Geçen haftaki yazımızı şu sorularla bırakmıştık.
Bugünün yabancılaşmış dünyasında, karakter aşınmalarında, kaotizminde, birbirine sürekli gardını alan insan malzemesinde, ‘al gülüm, ver gülüm’ formülasyonlar geçerli midir?
Günümüzün narsizmi, hazcılığı, ‘orgazmına sağlık bebeğim’ diyen tüketimciliği karşısında aşk ne yapacak? Aşkı savunalım mı yoksa çaktırmadan en yakın köşede bırakalım mı? Aşk hiç de ummadığımız yerden bizi özgürleştirebilir mi?
Üstelik hepsinden önemlisi aşk mümkün mü? Oradan devam edelim.
Neden aşkı istiyoruz?
Aşkı çok istiyoruz. Çünkü hayatımızdaki her şey aşkla ilgili. Şarkıların sözleri, izlediğimiz filmler, reklamlar, klipler, dondurmasından otomobil lastiğine her metanın üstüne yapışmış o aşk etiketi. Aşk hiç yüzü gülmeyen iş arkadaşınızın konu aşka gelince buradayım diyen sırıtışıdır, ince mevzudur. Yılanı yuvasından çıkaran bir sihri vardır aşkın. Tüm dünya bizden işte bu aşk denilen büyülü serüvenin bir parçası olmamızı bekler. Beklenti hiç bir yerde yakamızı bırakmaz.
Çift kişilik icat edilmiş tonlarca şeyin ağırlığı üstümüzdedir. Hani neredeyse despot bir “çift olmak zorundasın” ideolojisidir karşımızdaki.

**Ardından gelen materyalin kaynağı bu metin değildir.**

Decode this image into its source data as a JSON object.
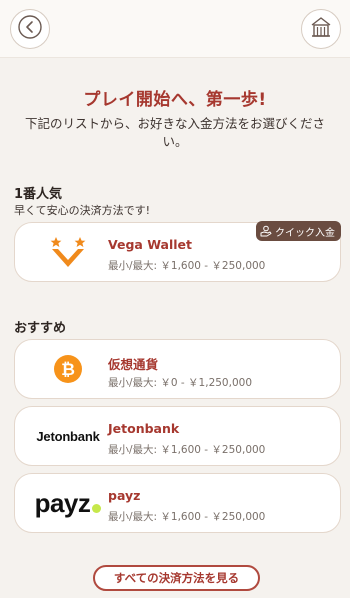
{
  "header": {
    "back_icon": "chevron-left-icon",
    "home_icon": "home-icon"
  },
  "hero": {
    "title": "プレイ開始へ、第一歩!",
    "subtitle": "下記のリストから、お好きな入金方法をお選びください。"
  },
  "popular": {
    "title": "1番人気",
    "subtitle": "早くて安心の決済方法です!",
    "items": [
      {
        "name": "Vega Wallet",
        "limit": "最小/最大: ￥1,600 - ￥250,000",
        "badge": "クイック入金",
        "icon": "vega-wallet-logo"
      }
    ]
  },
  "recommended": {
    "title": "おすすめ",
    "items": [
      {
        "name": "仮想通貨",
        "limit": "最小/最大: ￥0 - ￥1,250,000",
        "icon": "bitcoin-icon"
      },
      {
        "name": "Jetonbank",
        "limit": "最小/最大: ￥1,600 - ￥250,000",
        "icon": "jetonbank-logo",
        "logo_text": "Jetonbank"
      },
      {
        "name": "payz",
        "limit": "最小/最大: ￥1,600 - ￥250,000",
        "icon": "payz-logo",
        "logo_text": "payz"
      }
    ]
  },
  "footer": {
    "see_all_label": "すべての決済方法を見る"
  },
  "colors": {
    "accent": "#a6382f",
    "badge_bg": "#6a4c40",
    "bitcoin": "#f7931a",
    "vega": "#f08a1c",
    "payz_dot": "#c6e84a"
  }
}
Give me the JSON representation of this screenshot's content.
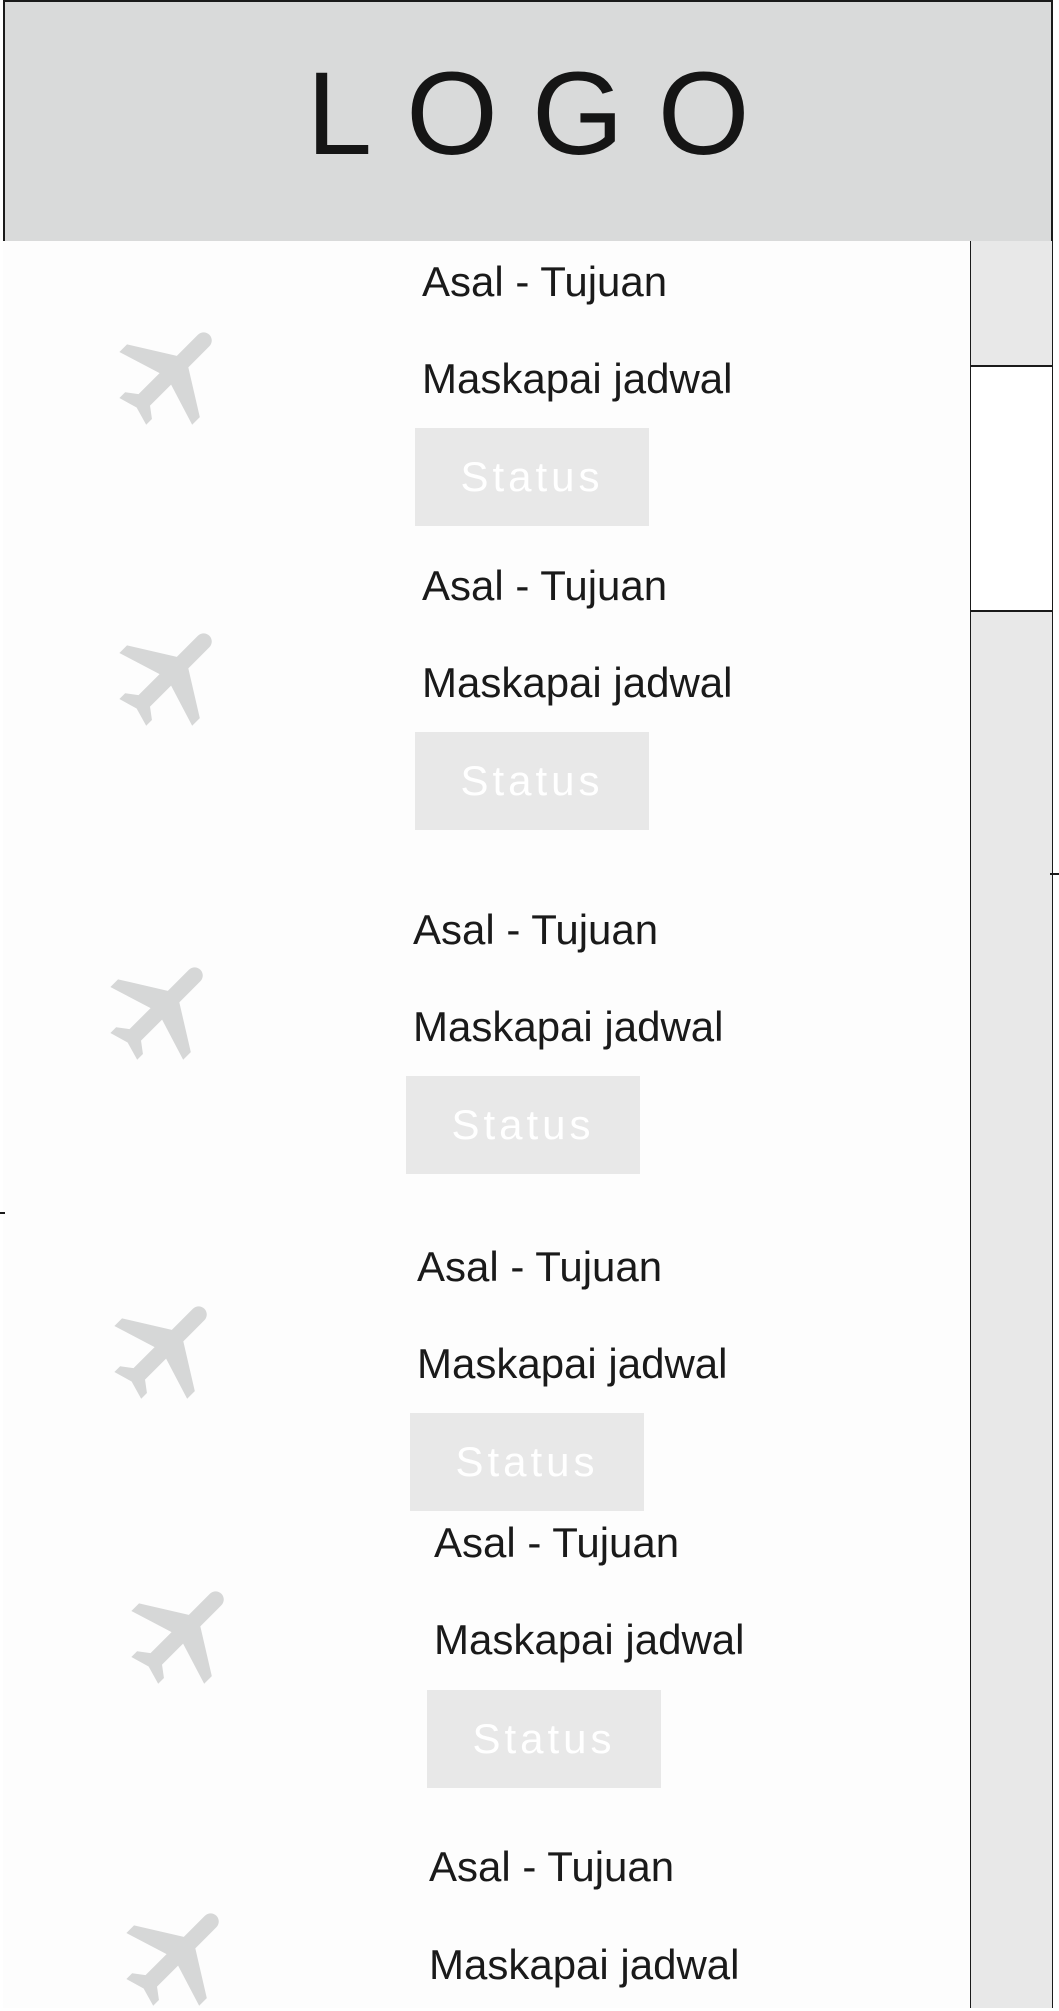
{
  "header": {
    "logo": "LOGO"
  },
  "flights": [
    {
      "route": "Asal - Tujuan",
      "schedule": "Maskapai jadwal",
      "status": "Status",
      "icon": "airplane-icon"
    },
    {
      "route": "Asal - Tujuan",
      "schedule": "Maskapai jadwal",
      "status": "Status",
      "icon": "airplane-icon"
    },
    {
      "route": "Asal - Tujuan",
      "schedule": "Maskapai jadwal",
      "status": "Status",
      "icon": "airplane-icon"
    },
    {
      "route": "Asal - Tujuan",
      "schedule": "Maskapai jadwal",
      "status": "Status",
      "icon": "airplane-icon"
    },
    {
      "route": "Asal - Tujuan",
      "schedule": "Maskapai jadwal",
      "status": "Status",
      "icon": "airplane-icon"
    },
    {
      "route": "Asal - Tujuan",
      "schedule": "Maskapai jadwal",
      "icon": "airplane-icon"
    }
  ],
  "colors": {
    "header_bg": "#d9dada",
    "status_bg": "#e8e8e8",
    "icon": "#d6d7d7",
    "border": "#1a1a1a"
  }
}
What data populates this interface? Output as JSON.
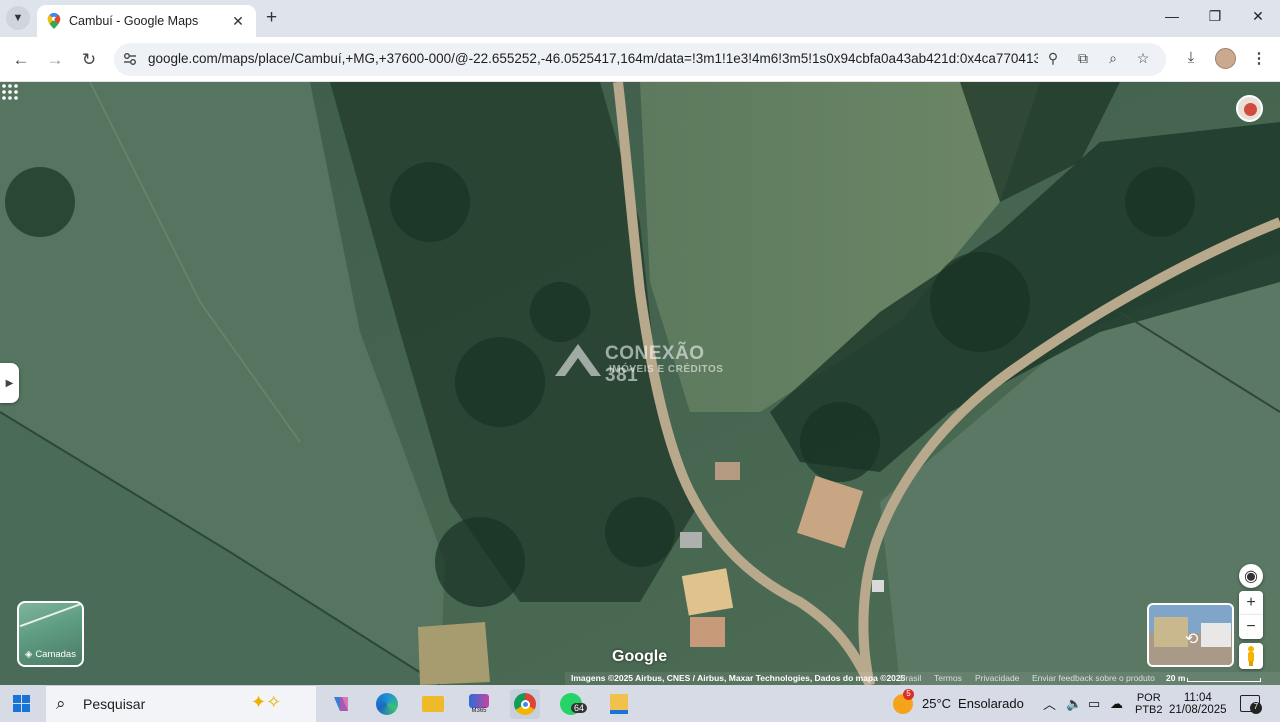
{
  "browser": {
    "tab_title": "Cambuí - Google Maps",
    "url": "google.com/maps/place/Cambuí,+MG,+37600-000/@-22.655252,-46.0525417,164m/data=!3m1!1e3!4m6!3m5!1s0x94cbfa0a43ab421d:0x4ca7704131a..."
  },
  "map": {
    "watermark_line1": "CONEXÃO 381",
    "watermark_line2": "IMÓVEIS E CRÉDITOS",
    "layers_label": "Camadas",
    "google_logo": "Google",
    "footer": {
      "imagery": "Imagens ©2025 Airbus, CNES / Airbus, Maxar Technologies, Dados do mapa ©2025",
      "country": "Brasil",
      "terms": "Termos",
      "privacy": "Privacidade",
      "feedback": "Enviar feedback sobre o produto",
      "scale": "20 m"
    }
  },
  "taskbar": {
    "search_placeholder": "Pesquisar",
    "whatsapp_badge": "64",
    "weather_badge": "5",
    "weather_temp": "25°C",
    "weather_desc": "Ensolarado",
    "lang_line1": "POR",
    "lang_line2": "PTB2",
    "time": "11:04",
    "date": "21/08/2025",
    "notif_count": "7",
    "m365_label": "M365"
  }
}
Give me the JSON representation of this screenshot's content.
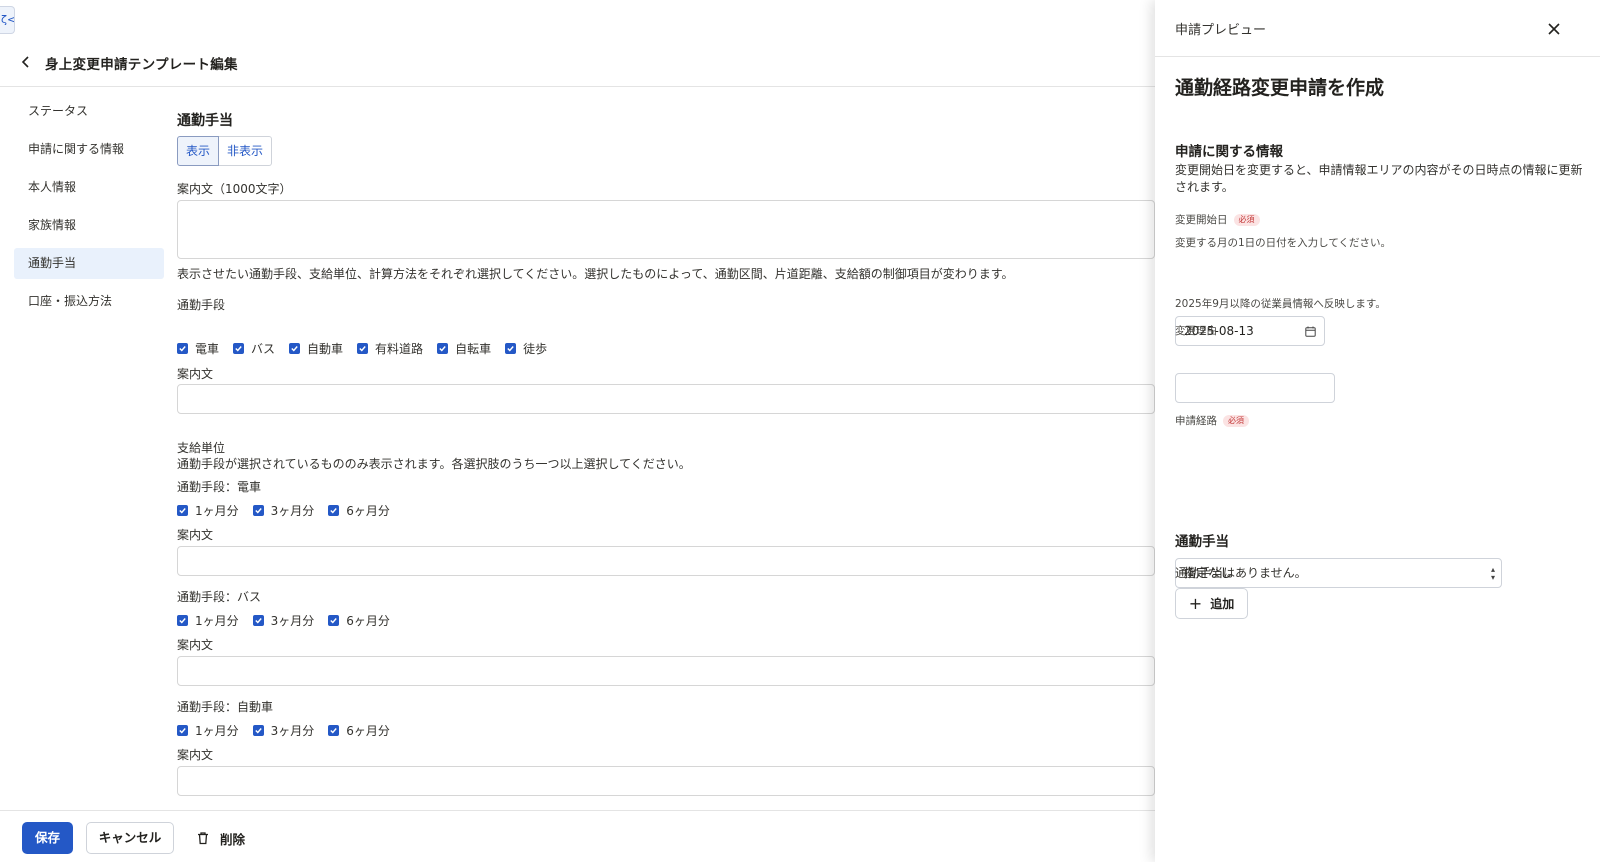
{
  "edge_tab": {
    "label": "ζ<"
  },
  "header": {
    "title": "身上変更申請テンプレート編集"
  },
  "nav": {
    "items": [
      {
        "label": "ステータス"
      },
      {
        "label": "申請に関する情報"
      },
      {
        "label": "本人情報"
      },
      {
        "label": "家族情報"
      },
      {
        "label": "通勤手当"
      },
      {
        "label": "口座・振込方法"
      }
    ],
    "active_index": 4
  },
  "main": {
    "section_title": "通勤手当",
    "toggle": {
      "show": "表示",
      "hide": "非表示",
      "selected": "表示"
    },
    "guide_label": "案内文（1000文字）",
    "guide_desc": "表示させたい通勤手段、支給単位、計算方法をそれぞれ選択してください。選択したものによって、通勤区間、片道距離、支給額の制御項目が変わります。",
    "means_label": "通勤手段",
    "means_options": [
      "電車",
      "バス",
      "自動車",
      "有料道路",
      "自転車",
      "徒歩"
    ],
    "guide_short": "案内文",
    "unit_label": "支給単位",
    "unit_desc": "通勤手段が選択されているもののみ表示されます。各選択肢のうち一つ以上選択してください。",
    "unit_groups": [
      {
        "title": "通勤手段：電車",
        "options": [
          "1ヶ月分",
          "3ヶ月分",
          "6ヶ月分"
        ]
      },
      {
        "title": "通勤手段：バス",
        "options": [
          "1ヶ月分",
          "3ヶ月分",
          "6ヶ月分"
        ]
      },
      {
        "title": "通勤手段：自動車",
        "options": [
          "1ヶ月分",
          "3ヶ月分",
          "6ヶ月分"
        ]
      }
    ]
  },
  "footer": {
    "save": "保存",
    "cancel": "キャンセル",
    "delete": "削除"
  },
  "drawer": {
    "title": "申請プレビュー",
    "heading": "通勤経路変更申請を作成",
    "info_title": "申請に関する情報",
    "info_desc_1": "変更開始日を変更すると、申請情報エリアの内容がその日時点の情報に更新",
    "info_desc_2": "されます。",
    "start_label": "変更開始日",
    "required": "必須",
    "start_hint": "変更する月の1日の日付を入力してください。",
    "start_value": "2025-08-13",
    "start_note": "2025年9月以降の従業員情報へ反映します。",
    "reason_label": "変更理由",
    "route_label": "申請経路",
    "route_value": "指定なし",
    "allowance_title": "通勤手当",
    "allowance_empty": "通勤手当はありません。",
    "add_label": "追加"
  }
}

Bu ‘aşk baskısının’ en feci tarafı, aşkı bulamayanların yalnızca, o bir türlü kapanmayan boşluk duygusuyla ya da insanın zebella gibi üstüne üstüne gelen dev “iç sıkıntısıyla” uğraşmaları değil. En az bunun kadar fenası, ‘aşksız’ insanların kendilerini değersiz hissetmeleri. Çünkü aşk, bu baskı koşullarında, bireysel bir başarı puanı, bir toplumsal statüdür. Facebook duvarlarında “ilişkisi var” ya da “bugün ilişkisi başladı” diye dünyaya duyurulan, layklara boğulan bu aşktır.
Aşk mümkün mü?
Gündelik yaşamımızda çok fazla riskle karşı karşıyayız. Kapitalizmin koşullarıdır bunlar. Pat diye işsiz kalabiliriz, o tuhaf domatesler yüzünden kanser olabiliriz, hiç umulmadık bir anda trafik kazası geçirebiliriz, deprem olabilir, alalede bir yerde alışveriş yaparken bomba patlayabilir, gece evimize giderken ve o an aklımızdaki tek şey şu gıcık patronumuzken birisi bıçağını böğrümüze dayayabilir vs
Bu tip milyon çesit uyaranla başa çıkmak için çok doğal olarak perdelerimizi kapatıyoruz. Bir anlamda kendimizi biraz yalıtıyoruz. İşte o biraz yetmediğinde bir kat daha çekiyoruz ve bir bakmışız ki artık hissedemez,, algılayamaz duyamaz olmuşuz. Kayıtsızlık önce bir savunma mekanizmasıyken hızla içimizi kurutan bir kansere dönüşüyor. (1)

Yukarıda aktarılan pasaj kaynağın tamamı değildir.